Looking back now on 25 (and counting…) years of a lot of hard work but also a WHOLE LOT OF FUN and rewarding experiences, I wouldn’t want to have it any other way. If I had been told at age 15 that what made my body disobediant was PD, chances are I would not have the world’s most beautiful daughter and the best hubby possible today, so that’s why I consider myself very lucky indeed for having had the wrong diagnosis for such a long time.

I also consider myself ever so lucky for having such a slow progression in my PD. A ”fellow sufferer” (I really don’t like that expression, but maybe it sounds better to an English ear than to a rude Viking decendant?) told me (with a distinct twinkle in his eye) that I was ”a sorry excuse for a person with Parkinson’s” and that I should ”be ashamed of myself” for being so little effected by having PD for such a long time. Of course the telling off did me a lot of good, in fact, I consider it one of the finest compliments I ever recieved.

On a slightly less positive note, I have during the last few months, with increasing worry, discovered what I think is a new PD-symptom. When I am excited, afraid, angry or startled, I tend to start to take very fast, very small steps, to the point of almost falling at times. I am, of course, concerned about this, but decided to try my best not to take out anything negative in advance. That never did anyone any good. Instead I have decided to observe and try to work out a way to learn how to avoid those silly small steps.
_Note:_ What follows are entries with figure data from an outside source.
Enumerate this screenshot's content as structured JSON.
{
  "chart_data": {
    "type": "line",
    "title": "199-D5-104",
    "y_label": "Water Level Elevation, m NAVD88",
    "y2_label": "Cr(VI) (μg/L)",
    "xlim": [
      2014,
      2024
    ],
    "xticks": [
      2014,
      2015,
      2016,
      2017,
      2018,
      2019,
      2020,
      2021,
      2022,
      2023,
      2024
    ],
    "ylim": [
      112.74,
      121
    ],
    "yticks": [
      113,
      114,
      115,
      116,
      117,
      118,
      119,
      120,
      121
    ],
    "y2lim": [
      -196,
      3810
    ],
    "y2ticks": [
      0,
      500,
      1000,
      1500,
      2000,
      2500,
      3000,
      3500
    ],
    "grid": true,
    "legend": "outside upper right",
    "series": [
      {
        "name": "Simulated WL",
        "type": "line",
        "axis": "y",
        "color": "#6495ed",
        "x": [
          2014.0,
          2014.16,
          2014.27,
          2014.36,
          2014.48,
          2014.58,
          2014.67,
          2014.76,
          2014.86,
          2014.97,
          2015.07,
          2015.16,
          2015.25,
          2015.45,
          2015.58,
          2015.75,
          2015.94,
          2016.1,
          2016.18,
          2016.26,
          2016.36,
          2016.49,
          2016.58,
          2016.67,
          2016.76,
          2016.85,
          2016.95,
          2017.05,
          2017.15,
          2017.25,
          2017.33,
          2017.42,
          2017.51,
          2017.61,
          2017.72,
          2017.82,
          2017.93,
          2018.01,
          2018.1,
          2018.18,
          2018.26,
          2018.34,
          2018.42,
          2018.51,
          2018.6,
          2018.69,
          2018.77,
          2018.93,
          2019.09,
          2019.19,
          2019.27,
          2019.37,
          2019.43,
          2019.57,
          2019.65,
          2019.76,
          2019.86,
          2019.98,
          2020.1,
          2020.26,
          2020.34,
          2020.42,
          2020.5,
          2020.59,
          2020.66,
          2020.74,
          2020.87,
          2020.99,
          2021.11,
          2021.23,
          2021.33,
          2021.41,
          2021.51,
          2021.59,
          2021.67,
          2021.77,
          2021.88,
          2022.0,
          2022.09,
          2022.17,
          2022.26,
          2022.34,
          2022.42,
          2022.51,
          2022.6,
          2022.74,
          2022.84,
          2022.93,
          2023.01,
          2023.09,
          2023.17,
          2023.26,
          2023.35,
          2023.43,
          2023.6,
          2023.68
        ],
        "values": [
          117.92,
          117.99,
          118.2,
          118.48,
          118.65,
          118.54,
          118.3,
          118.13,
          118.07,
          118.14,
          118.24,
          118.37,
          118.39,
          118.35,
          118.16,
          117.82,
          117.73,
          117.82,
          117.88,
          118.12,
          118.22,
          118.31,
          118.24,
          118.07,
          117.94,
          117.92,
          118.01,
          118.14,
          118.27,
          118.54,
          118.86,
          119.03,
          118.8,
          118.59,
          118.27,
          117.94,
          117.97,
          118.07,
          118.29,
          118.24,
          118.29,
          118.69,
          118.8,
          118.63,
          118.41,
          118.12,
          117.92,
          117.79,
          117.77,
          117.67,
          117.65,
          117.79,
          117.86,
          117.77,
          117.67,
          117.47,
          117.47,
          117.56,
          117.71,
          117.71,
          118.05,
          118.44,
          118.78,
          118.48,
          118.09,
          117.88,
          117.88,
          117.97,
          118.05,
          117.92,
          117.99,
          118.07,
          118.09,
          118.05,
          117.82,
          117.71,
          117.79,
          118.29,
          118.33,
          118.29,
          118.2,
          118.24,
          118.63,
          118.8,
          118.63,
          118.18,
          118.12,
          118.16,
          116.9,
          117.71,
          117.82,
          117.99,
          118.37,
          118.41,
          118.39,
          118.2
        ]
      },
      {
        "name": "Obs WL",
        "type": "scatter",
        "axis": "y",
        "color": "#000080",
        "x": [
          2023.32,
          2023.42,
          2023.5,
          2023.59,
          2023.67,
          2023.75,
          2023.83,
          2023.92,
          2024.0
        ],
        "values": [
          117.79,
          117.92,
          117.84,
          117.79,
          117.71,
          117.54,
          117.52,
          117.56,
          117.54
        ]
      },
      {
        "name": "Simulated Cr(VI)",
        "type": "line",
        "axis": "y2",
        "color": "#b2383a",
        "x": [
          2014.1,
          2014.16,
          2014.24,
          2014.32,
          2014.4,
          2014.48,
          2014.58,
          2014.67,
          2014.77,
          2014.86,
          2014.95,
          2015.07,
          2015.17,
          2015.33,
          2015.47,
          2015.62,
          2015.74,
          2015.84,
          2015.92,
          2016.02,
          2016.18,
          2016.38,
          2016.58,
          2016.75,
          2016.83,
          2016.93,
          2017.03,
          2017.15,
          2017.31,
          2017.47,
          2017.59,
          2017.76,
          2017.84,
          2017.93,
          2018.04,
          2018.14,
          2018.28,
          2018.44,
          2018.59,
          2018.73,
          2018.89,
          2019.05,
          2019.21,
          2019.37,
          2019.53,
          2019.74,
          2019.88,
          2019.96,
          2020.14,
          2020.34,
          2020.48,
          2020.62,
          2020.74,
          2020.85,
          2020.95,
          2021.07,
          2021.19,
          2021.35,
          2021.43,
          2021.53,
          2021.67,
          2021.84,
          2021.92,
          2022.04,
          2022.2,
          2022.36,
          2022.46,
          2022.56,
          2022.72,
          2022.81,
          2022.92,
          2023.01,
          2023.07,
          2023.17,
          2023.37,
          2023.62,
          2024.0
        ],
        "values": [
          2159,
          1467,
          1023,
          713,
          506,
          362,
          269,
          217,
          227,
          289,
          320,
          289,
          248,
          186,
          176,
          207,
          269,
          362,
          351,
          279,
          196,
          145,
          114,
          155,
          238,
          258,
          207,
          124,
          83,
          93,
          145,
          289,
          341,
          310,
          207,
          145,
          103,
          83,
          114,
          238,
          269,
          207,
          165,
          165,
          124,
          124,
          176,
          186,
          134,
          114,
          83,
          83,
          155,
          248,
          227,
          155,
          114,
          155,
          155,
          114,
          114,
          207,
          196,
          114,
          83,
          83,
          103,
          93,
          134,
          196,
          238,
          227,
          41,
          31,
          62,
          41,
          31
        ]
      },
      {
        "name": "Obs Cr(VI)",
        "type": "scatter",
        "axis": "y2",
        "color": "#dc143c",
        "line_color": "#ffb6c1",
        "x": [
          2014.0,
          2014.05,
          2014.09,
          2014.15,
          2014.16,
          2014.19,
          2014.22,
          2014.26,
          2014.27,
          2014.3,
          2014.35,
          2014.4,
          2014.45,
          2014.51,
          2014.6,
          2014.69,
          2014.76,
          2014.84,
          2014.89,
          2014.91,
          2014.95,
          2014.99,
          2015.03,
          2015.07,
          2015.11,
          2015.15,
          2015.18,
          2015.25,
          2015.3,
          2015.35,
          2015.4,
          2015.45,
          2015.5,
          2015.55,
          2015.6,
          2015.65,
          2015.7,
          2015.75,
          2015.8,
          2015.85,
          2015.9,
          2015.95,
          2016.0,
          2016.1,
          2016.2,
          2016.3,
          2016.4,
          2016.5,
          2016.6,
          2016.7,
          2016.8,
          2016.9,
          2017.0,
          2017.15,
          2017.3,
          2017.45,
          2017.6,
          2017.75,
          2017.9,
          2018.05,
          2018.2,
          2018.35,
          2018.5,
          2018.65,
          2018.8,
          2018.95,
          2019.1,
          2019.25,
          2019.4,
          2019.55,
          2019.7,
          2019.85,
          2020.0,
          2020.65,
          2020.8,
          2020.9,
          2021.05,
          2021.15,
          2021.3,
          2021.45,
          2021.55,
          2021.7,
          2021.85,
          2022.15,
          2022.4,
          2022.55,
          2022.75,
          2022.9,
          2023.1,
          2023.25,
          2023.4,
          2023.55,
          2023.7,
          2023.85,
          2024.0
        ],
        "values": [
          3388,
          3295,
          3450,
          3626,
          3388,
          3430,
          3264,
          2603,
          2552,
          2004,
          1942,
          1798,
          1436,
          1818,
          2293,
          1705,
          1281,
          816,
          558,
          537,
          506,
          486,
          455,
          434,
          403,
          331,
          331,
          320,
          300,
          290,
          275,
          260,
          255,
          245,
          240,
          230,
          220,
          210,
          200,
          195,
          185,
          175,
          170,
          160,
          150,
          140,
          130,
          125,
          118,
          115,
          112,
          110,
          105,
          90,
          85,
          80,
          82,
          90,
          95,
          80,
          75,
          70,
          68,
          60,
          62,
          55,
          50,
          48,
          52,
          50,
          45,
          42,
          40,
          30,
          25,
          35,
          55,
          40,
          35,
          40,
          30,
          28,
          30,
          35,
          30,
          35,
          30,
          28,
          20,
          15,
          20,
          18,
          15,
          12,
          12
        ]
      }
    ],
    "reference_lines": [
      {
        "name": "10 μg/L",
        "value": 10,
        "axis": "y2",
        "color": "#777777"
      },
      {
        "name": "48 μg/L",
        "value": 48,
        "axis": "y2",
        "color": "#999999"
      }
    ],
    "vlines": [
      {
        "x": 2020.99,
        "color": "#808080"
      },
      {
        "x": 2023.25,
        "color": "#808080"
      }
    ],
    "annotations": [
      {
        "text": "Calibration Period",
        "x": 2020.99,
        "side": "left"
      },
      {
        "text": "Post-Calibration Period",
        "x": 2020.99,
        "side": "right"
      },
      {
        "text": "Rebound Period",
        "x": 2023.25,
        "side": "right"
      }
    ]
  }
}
“Is Parkinson’s contagious?”

The apple of my eye is a 4 ft tall, 45 lbs creature with brown-green eyes and blonde hair, a very strong will and views of her own (I really can’t understand where she got those, I still have mine left…). Her name is Frida, she turned 7 last January and she’s my biggest fan as well as I’m hers. I dread the day she becomes a teenager, considering the clashes of wills that have already taken place while her loving father and my darling hubby tries to avoid ending up with permanent tinnitus from the loud noise. Frida is quick, both in body and mind, she loves to run and climb and she collects things whenever she gets a chance. If I hadn’t given birth to her myself, I’d think she was a squirrel… a  very large one… with no tail…

From Frida’s point of view, I have always had Parkinson’s, it’s a natural part of her life, for good and bad. I have never tried to hide anything about it from her, she sees me take my medication and we talk openly about PD at home. No wonder that she has questions at times and wonders about this ”thing” that makes her mother so tired occasionally. One morning when she was about six years old, we were getting ourselves ready to go to daycare and work, respectively, and she suddenly asks me: ”Mummy, is Parkinson’s contagious?”. I stopped what I was doing and realised that today we might be a little bit late, because this was something we had to talk through. I realised that she must have heard about Parkinson’s disease and figured that most diseases are contagious, so could she get Parkinson’s from being around me??? We sat down and had a long talk about what PD is like, how they don’t really know why some people get it and other’s don’t and that clever people all around the world are trying to find a cure. It was one of those moment that I will remember for a very long time.

About six months later, Frida and me were on our way home from school and out of the blue she says: ”Mummy, I’m so glad you got Parkinson’s!”. I thought: ”f*****g hell, my daughter has completely lost her mind!”, but managed to transform it into a neutral enough: ”Oh, how do you figure that?” ”You see Mummy”, she said, ”if you hadn’t gotten Parkinson’s I wouldn’t be friends with Annika!”. Annika is one of my ”PD-buddies”, she turned 50 last year and she and Frida really like eachother. You can imagine how glad Annika was when I told her what darling Frida had said…

So, at the end of the day, Parkinson’s is not contagious but it can give you new dear friends to the whole family.